Mars One goes bankrupt as reality catches up to the doomed space scam

A grand mission to Mars that was always light on details has come to a decidedly terrestrial end. Mars One, a controversial space exploration project that made it as far as the “highly produced videos” stage of space colonization, has quietly filed for bankruptcy, according to a liquidation listing spotted by a Redditor on r/space.

As the post explains, the private company that spearheaded the Mars One spectacle is actually made up of two parts, a not-for-profit called the Mars One Foundation and a for-profit company known as Mars One Ventures. In 2016, Swiss financial services company InFin Innovative Finance AG picked up Mars One Ventures in a takeover bid.
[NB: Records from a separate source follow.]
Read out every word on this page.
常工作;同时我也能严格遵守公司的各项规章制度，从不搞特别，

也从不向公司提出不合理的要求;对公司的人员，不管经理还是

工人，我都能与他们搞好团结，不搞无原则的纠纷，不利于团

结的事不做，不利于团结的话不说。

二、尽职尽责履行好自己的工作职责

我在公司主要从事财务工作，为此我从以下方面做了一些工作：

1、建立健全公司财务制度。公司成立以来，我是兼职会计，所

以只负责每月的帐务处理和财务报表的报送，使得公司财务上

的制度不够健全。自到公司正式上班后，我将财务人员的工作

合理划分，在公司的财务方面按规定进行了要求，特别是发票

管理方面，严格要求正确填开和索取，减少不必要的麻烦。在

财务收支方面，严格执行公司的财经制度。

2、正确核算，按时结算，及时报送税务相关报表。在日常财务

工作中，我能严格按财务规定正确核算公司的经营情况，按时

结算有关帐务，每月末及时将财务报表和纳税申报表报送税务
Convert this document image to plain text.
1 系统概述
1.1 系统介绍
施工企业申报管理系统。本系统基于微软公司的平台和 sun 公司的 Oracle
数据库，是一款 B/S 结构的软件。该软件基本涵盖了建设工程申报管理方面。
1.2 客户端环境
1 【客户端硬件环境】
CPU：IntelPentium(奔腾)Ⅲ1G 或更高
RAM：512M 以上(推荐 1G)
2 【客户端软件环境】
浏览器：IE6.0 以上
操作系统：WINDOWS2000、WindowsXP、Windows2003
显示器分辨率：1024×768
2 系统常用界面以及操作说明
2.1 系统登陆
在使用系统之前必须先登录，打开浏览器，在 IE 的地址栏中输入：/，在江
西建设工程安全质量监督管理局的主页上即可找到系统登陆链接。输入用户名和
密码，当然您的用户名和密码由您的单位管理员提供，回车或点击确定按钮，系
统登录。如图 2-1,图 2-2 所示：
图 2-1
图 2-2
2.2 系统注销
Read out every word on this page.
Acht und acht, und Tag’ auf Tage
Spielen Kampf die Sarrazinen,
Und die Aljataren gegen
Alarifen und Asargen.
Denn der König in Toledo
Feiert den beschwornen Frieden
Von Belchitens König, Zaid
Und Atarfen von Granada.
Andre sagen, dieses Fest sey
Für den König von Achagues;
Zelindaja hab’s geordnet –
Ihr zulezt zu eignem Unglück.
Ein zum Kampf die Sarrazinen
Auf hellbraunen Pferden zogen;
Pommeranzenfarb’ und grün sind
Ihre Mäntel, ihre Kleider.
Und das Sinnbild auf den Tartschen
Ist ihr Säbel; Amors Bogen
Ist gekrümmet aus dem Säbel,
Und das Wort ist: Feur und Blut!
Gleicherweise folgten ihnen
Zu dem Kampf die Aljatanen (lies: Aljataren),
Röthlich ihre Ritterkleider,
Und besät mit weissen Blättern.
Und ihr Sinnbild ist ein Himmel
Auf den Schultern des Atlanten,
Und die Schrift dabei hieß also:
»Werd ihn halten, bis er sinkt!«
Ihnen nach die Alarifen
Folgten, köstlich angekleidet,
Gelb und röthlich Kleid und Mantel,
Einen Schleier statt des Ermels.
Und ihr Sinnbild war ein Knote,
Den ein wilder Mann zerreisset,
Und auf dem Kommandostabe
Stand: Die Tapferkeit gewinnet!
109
In a statement on the takeover, Mars One’s leadership explained how the plan was still on track, in spite of appearances.

“The takeover provides a solid path to funding the next steps of Mars One’s mission to establish a permanent human settlement on Mars. Those steps include reducing the remaining 100 astronaut candidates to just 24, as well as continuing the mission design phase with Mars One’s technology suppliers.”

When contacted about the bankruptcy, Mars One co-founder and CEO Bas Lansdorp told Engadget that the Mars One Foundation continues to operate but is stalled unless it receives an infusion of funds as Lansdorp works “to find a solution.”

Mars One was ill-fated from its inception, more grounded in CGI videos and marketing hype for a Mars mission reality TV show than any kind of scientific reality. And they couldn’t even get the show off the ground.

There were plenty of red flags for anyone willing to look, but the nature of its outlandish proposal allowed Mars One to prey on the intrinsic optimism and curiosity of would-be space explorers. As one finalist candidate revealed in an excellent exposé series on the company titled “All Dressed Up for Mars and Nowhere to Go,” Mars One’s financial reality looked like a multilevel marketing scheme — not a scientific expedition.

“When you join the ‘Mars One Community,’ which happens automatically if you applied as a candidate, they start giving you points. You get points for getting through each round of the selection process… and then the only way to get more points is to buy merchandise from Mars One or to donate money to them.”

An MIT report in 2014 issued other telling warning’s about the project’s feasibility.

“… If all food is obtained from locally grown crops, as Mars One envisions, the vegetation would produce unsafe levels of oxygen, which would set off a series of events that would eventually cause human inhabitants to suffocate.”

Taken together, those two telling details tell you pretty much everything you need to know about a sadly small-minded company that sold the public a lucrative tale about its big red dreams.